O nosso primeiro encontro não poderia ter sido mais especial. Desde a primeira troca de olhares, desde o primeiro toque, eu pude confirmar tudo de bom que eu já estava sentindo. Ele parecia ser especial demais, tanto que eu às vezes duvidava daquilo ser mesmo real. Eu não estava acreditando que ele estava ali, aparentando estar mesmo interessado em mim. Todas as palavras e olhares direcionados a mim eram amorosos, de um encanto que tocava dentro de mim. Eu sentia que ele era verdadeiro, eu sentia que ele já sentia algo por mim. Era real. Mas mesmo assim minha insegurança me perseguia. Quando eu estava prestes a entrar no meu prédio me dei conta do nosso entorno. Fiquei preocupada que alguém estivesse nos olhando e imaginando coisas a nosso respeito, nos avaliando... Eu estremeci e ele percebeu. Alan queria saber o que me incomodava e eu simplesmente respondi “o mundo”. Não precisei falar mais nada. Ele segurou minhas mãos com carinho e me abraçou. Aquele abraço falava mais que qualquer texto enorme. Não existem palavras suficientes para descrever o que ele me dizia com o calor do seu corpo. E o beijo então... Eu perdi em nós e perdi tudo de mal que poderia passar em minha mente. Por um momento me esqueci do outro mundo. Eu vivia ali um mundo particular e maravilhoso, onde tudo era certo e verdadeiro. Ali nós combinávamos, ali eu era linda e interessante, ali tudo era especial.
A cada conversa, a cada novo encontro ou toque, eu me via ainda mais apaixonada. O Alan tem essa coisa indescritível, que me faz encarar o mundo com olhos eletrizantes e cheios de confiança. Ele tem uma energia contagiante. Ele exala amor. O amor vem de dentro dele, porque ele sabe como se enxergar, como se posicionar no mundo. Com o tempo, observando-o bastante, passei a me observar ainda mais. Eu seguia muito insegura, pensando que a qualquer momento ele se cansaria de mim ou que alguém iria aparecer pra falar de nós. Mas algo novo surgia. Eu já estava extasiada de paixão, meu coração fervia, minha mente era um furacão. Só seus olhos já eram capazes revirar todos os meus pensamentos.

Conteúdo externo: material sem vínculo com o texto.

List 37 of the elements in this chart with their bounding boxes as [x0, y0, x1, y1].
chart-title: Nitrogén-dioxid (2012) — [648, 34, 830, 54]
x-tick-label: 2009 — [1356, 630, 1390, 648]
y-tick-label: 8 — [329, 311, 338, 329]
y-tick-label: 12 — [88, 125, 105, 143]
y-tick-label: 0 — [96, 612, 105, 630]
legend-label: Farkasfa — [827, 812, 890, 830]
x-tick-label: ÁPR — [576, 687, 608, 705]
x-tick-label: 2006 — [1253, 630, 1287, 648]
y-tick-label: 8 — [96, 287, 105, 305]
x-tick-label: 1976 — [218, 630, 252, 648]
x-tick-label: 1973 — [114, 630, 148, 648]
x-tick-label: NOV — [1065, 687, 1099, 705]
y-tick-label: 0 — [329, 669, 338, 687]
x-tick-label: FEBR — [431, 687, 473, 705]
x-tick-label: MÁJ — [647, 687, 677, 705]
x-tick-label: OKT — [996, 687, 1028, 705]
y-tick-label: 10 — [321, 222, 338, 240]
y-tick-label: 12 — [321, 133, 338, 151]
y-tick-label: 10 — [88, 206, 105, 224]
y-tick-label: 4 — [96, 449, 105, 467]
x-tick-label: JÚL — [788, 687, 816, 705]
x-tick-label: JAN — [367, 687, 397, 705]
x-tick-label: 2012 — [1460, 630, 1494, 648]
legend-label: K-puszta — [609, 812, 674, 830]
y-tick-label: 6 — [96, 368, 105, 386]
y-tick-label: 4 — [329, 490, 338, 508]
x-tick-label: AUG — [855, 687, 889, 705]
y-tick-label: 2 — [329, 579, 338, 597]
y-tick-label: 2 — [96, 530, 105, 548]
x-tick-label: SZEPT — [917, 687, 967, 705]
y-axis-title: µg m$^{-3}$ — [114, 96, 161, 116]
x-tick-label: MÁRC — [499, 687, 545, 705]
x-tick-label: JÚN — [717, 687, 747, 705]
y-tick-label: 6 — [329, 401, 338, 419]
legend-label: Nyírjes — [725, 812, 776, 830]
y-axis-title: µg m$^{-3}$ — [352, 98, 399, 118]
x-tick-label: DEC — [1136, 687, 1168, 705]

Eu estava completamente apaixonada e envolvida. Mas eu sentia mais a cada novo encontro ou nova conversa. O Alan despertava em mim momentos mais longos de pensamentos, mas não só sobre ele e sobre nós, sobre mim. E quando eu estava de frente para o espelho e começava a questionar quem eu era, eu voltava ao nosso primeiro encontro, quando ele me segurou e me levou pra um lugar mágico e único. Eu começava a me sentir mais vezes assim. A confiança surgia dentro do meu peito. Quando eu pensando no outro mundo e nos seres que o habitam, eu já não deixava mais as dúvidas tomarem conta dos meus pensamentos. Se era tão bom estar com ele, se fazíamos tão bem um para o outro e não feriamos ninguém com isso, porque eu deveria me preocupar. E se eu escutasse que não combinávamos ou algo parecido? Já não mais me importaria como antes, porque é apenas uma avaliação externa. Estar bem com ele era suficiente pra mim.

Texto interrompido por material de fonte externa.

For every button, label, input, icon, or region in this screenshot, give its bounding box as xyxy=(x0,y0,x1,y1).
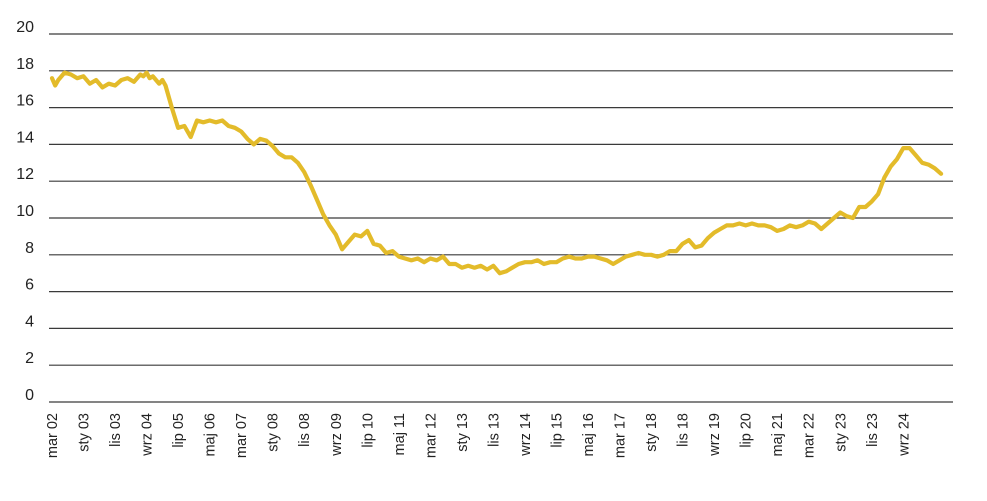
x-tick-label: maj 21 xyxy=(770,413,786,457)
x-tick-label: lis 18 xyxy=(676,413,692,447)
x-tick-label: wrz 04 xyxy=(140,413,156,457)
y-tick-label: 4 xyxy=(25,313,34,330)
x-tick-label: lip 20 xyxy=(739,413,755,448)
x-tick-label: sty 18 xyxy=(644,413,660,452)
x-tick-label: maj 06 xyxy=(203,413,219,457)
y-tick-label: 0 xyxy=(25,387,34,404)
x-tick-label: mar 07 xyxy=(234,413,250,458)
x-tick-label: maj 11 xyxy=(392,413,408,455)
x-tick-label: lip 10 xyxy=(360,413,376,448)
x-tick-label: sty 13 xyxy=(455,413,471,452)
x-tick-label: sty 23 xyxy=(833,413,849,452)
y-tick-label: 18 xyxy=(16,56,34,73)
x-tick-label: mar 02 xyxy=(45,413,61,458)
x-tick-label: maj 16 xyxy=(581,413,597,457)
x-tick-label: lip 05 xyxy=(171,413,187,448)
y-tick-label: 16 xyxy=(16,93,34,110)
x-tick-label: wrz 19 xyxy=(707,413,723,457)
x-tick-label: lis 08 xyxy=(297,413,313,447)
x-tick-label: mar 22 xyxy=(802,413,818,458)
x-tick-label: sty 08 xyxy=(266,413,282,452)
y-tick-label: 14 xyxy=(16,129,34,146)
data-series xyxy=(49,70,944,276)
y-tick-label: 2 xyxy=(25,350,34,367)
y-tick-label: 10 xyxy=(16,203,34,220)
x-tick-label: wrz 14 xyxy=(518,413,534,457)
x-tick-label: wrz 24 xyxy=(896,413,912,457)
y-axis-tick-labels: 0 2 4 6 8 10 12 14 16 18 20 xyxy=(16,19,34,404)
x-tick-label: mar 12 xyxy=(423,413,439,458)
gridlines xyxy=(49,33,953,403)
y-tick-label: 8 xyxy=(25,240,34,257)
x-tick-label: mar 17 xyxy=(613,413,629,458)
x-tick-label: lis 23 xyxy=(865,413,881,447)
y-tick-label: 6 xyxy=(25,277,34,294)
x-tick-label: lip 15 xyxy=(549,413,565,448)
y-tick-label: 12 xyxy=(16,166,34,183)
x-tick-label: sty 03 xyxy=(77,413,93,452)
x-tick-label: lis 03 xyxy=(108,413,124,447)
series-line xyxy=(49,70,944,276)
x-tick-label: wrz 09 xyxy=(329,413,345,457)
x-axis-tick-labels: mar 02 sty 03 lis 03 wrz 04 lip 05 maj 06 mar … xyxy=(45,413,912,458)
y-tick-label: 20 xyxy=(16,19,34,36)
x-tick-label: lis 13 xyxy=(486,413,502,447)
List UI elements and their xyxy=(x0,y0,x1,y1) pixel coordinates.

Olhei mais vezes no espelho e comecei a sorrir. Afinal, eu nem era “feia”. E eu não precisava realmente ficar me avaliando desse jeito. Eu já me sentia confiante comigo mesma, não precisava me julgar. Claro que quando eu me arrumava era diferente, sempre apareciam uns pensamentos avaliando as roupas, o cabelo. Enfim, eu já não me importava em me avaliar. Eu estava bem, independente de qualquer resposta que eu pudesse me dar. Mesmo que houvesse dias em que eu acordasse e pensasse “como estou feia hoje”; mas tudo bem, eu estava tranquila em estar feia naquele dia. Minha mudança eu devo muito ao Alan. Não necessariamente aos elogios constantes, ou aos puxões de orelha pela minha cobrança e julgamento excessivos. Mas sim aquela coragem que surgiu em mim naquela noite em que mandei a mensagem. Aquela tímida coragem foi tomando força e forma, me fez pensar mais em mim. Aquela atitude me provou que é preciso agir, que é preciso se colocar no mundo. Eu não estava confiante de quem eu era pra chegar a ter atitudes daquele tipo, ou qualquer outra que me expusesse. Mas aos poucos percebi que era preciso aceitar quem eu era e mostrar ao mundo quem eu sou.

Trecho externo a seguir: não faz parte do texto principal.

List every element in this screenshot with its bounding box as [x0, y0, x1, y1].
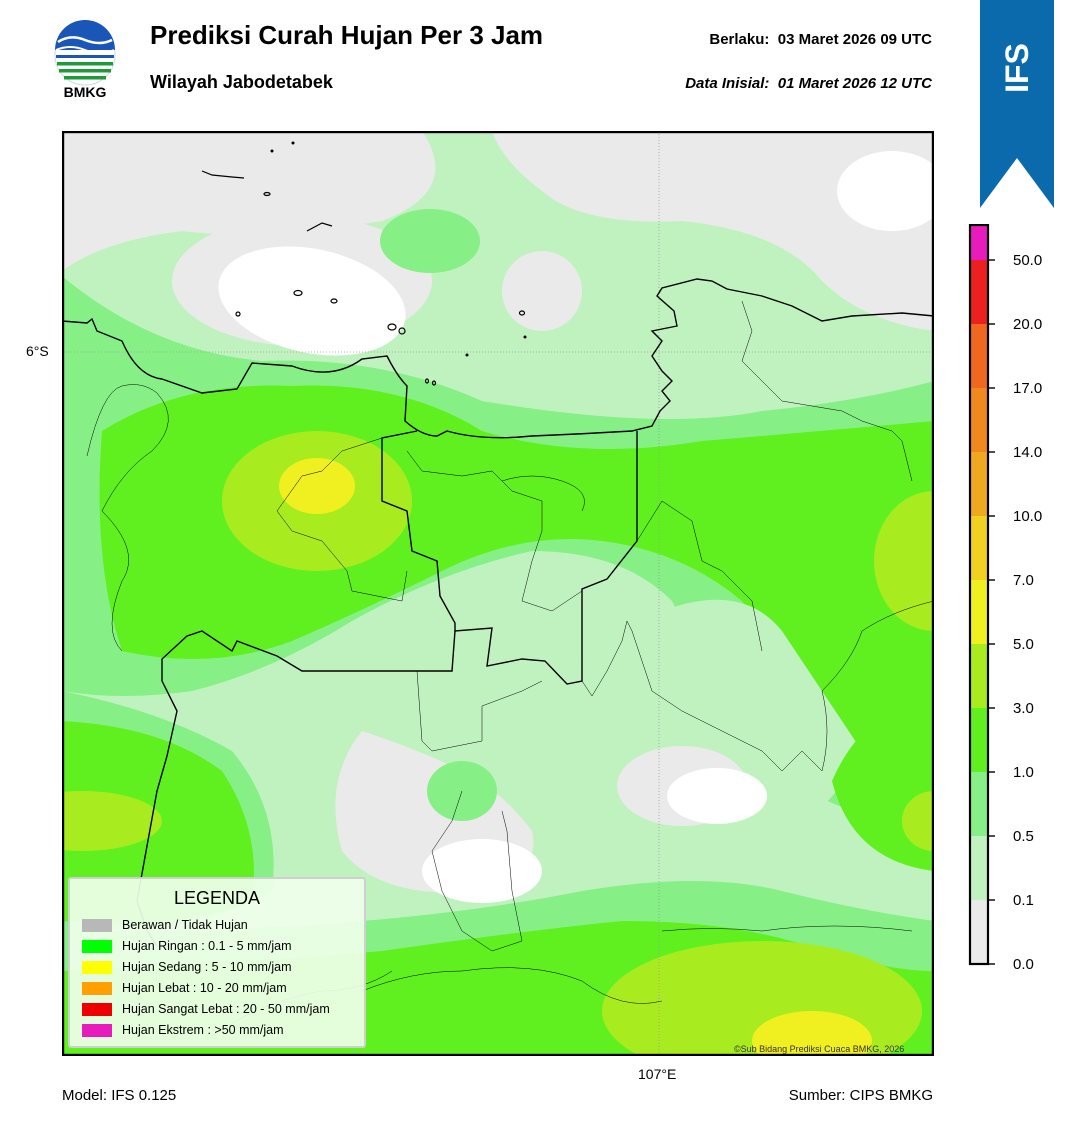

O Alan me enxergou enquanto eu me escondia. Ele me enxerga em momentos únicos, ele me dá força, me dá amor. Então, depois de muito cuidado, de muito esforço (continuo fazendo), pude me amar e amá-lo de verdade. Eu me apaixonei por ele desde que o vi pela janela. Eu me apaixonei por ele todos os dias seguintes e continuo me apaixonando.  Mas o amor pôde sair de dentro de mim depois do dia em que eu cheguei em frente ao espelho, olhei dentro dos meus olhos e pude sentir que me amava. Eu me amava, apesar dos apesares. Há sempre muito que melhorar, há muito que aprender. E eu sigo aprendendo a me amar. Hoje posso dizer que me amo, que estou confortável com quem eu sou. E hoje posso dizer que amo o Alan. Depois de descobrir que poderia me amar, descobri que também posso amar o outro. E eu amo o Alan um pouco mais a cada novo dia. Pareço não ser capaz de sentir um amor maior, mas surge o dia seguinte e eu sinto. O amo hoje muito mais que ontem e muito menos que amanhã. E sigo apaixonada desde que o vi pela janela naquela manhã de quarta-feira.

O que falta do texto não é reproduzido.